Suppose that firms in a particular industry fall into one of three size categories: large, medium and small. If a firm is large one year, the probabilities that it will remain large, fall into the medium size category, or become small in the next year are, respectively $0.7$, $0.2$, and $0.1$. For a firm of medium size, the corresponding probabilities are, respectively, $0.1$, $0.8$, and $0.1$. For a small firm, the probabilities are, respectively, $0$, $0.1$, and $0.9$.
I figured out the transition matrix stated below.
a) Express transition matrix $T = \begin{bmatrix} 0.7 & 0.1 & 0 \\ 0.2 & 0.8 & 0.1 \\ 0.1 & 0.1 & 0.9 \end{bmatrix}$ in the form $QDQ^{-1}$, where $D$ is a diagonal matrix.

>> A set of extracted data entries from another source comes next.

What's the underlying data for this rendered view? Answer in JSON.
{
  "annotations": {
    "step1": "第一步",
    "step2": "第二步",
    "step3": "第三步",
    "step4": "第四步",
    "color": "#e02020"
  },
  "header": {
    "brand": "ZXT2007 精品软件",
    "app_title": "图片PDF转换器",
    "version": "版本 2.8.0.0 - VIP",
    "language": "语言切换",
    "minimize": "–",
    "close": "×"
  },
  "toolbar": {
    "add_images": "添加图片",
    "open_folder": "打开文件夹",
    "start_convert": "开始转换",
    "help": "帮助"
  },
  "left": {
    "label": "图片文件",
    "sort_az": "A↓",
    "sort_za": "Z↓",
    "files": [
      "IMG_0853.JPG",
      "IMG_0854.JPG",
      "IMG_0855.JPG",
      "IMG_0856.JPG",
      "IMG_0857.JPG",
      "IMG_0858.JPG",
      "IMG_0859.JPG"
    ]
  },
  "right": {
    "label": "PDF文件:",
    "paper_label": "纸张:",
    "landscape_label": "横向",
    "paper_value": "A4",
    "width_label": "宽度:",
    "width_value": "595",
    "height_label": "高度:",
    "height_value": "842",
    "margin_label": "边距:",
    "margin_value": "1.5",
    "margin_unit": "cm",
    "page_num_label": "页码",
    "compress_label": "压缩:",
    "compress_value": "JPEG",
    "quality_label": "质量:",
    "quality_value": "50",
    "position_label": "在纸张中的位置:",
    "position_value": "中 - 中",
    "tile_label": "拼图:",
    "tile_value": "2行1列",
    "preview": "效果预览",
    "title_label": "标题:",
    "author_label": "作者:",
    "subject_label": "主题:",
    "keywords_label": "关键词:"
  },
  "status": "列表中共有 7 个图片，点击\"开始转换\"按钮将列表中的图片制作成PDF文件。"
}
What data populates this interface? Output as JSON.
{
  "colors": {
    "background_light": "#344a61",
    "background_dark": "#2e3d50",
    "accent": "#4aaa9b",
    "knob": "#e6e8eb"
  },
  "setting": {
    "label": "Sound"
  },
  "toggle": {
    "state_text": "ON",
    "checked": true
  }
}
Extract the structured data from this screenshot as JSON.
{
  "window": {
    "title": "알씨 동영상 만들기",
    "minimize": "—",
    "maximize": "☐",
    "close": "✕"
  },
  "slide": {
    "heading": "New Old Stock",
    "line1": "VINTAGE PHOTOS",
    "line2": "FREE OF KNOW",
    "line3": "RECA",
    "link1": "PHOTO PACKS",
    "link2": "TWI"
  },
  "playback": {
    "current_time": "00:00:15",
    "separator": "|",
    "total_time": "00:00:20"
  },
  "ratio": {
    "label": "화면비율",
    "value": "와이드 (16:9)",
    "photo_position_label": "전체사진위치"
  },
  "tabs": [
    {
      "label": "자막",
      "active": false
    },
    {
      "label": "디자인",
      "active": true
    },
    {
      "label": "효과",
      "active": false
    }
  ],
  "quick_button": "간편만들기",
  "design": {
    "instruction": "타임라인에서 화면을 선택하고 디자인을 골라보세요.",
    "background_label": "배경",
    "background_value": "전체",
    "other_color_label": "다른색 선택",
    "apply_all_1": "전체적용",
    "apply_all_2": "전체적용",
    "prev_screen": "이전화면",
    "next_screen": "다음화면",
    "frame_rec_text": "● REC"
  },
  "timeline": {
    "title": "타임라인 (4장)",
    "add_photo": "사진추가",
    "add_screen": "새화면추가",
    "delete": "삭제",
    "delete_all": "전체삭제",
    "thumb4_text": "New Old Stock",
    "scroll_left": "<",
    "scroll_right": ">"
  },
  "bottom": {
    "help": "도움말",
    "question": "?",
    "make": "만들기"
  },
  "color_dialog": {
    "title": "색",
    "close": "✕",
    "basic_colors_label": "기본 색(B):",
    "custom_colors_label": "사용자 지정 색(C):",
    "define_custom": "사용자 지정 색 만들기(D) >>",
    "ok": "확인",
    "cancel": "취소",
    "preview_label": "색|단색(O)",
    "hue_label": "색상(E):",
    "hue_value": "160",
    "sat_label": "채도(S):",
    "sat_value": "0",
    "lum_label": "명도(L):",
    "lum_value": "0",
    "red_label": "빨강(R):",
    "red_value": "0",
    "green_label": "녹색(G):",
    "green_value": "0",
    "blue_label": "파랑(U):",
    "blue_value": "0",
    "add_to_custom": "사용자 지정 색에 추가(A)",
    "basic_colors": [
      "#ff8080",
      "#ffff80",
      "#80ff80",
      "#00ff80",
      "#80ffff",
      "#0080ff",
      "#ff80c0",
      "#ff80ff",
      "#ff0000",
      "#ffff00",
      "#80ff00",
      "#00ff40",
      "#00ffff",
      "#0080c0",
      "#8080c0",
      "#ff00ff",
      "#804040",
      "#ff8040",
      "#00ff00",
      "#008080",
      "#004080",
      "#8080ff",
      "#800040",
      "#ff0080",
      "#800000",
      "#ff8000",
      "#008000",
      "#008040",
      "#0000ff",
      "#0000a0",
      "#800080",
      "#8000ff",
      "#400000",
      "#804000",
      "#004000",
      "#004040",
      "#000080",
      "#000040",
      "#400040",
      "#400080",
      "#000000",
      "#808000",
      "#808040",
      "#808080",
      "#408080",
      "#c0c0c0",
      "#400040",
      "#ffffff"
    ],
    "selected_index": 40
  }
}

b) Suppose that the total number of firms in the industry remains fixed at $4000$. By considering what happens to $D^n$ as $n \to \infty$, determine how many firms fall into each category in the long term.
(a) $D$ is the diagonal matrix of eigenvalues, and $Q$ is normalized eigenvectors. Perform the decomposition. If you do it right, $D$ will have $1, 0.8, 0.6$ on its diagonal.
(b) $D^n$ is the same diagonal matrix but the entrees will be $1^n = 1, 0.8^n \to 0, 0.6^n \to 0$ so the last remaining result will converge to the eigenvector corresponding to the eigenvalue 1.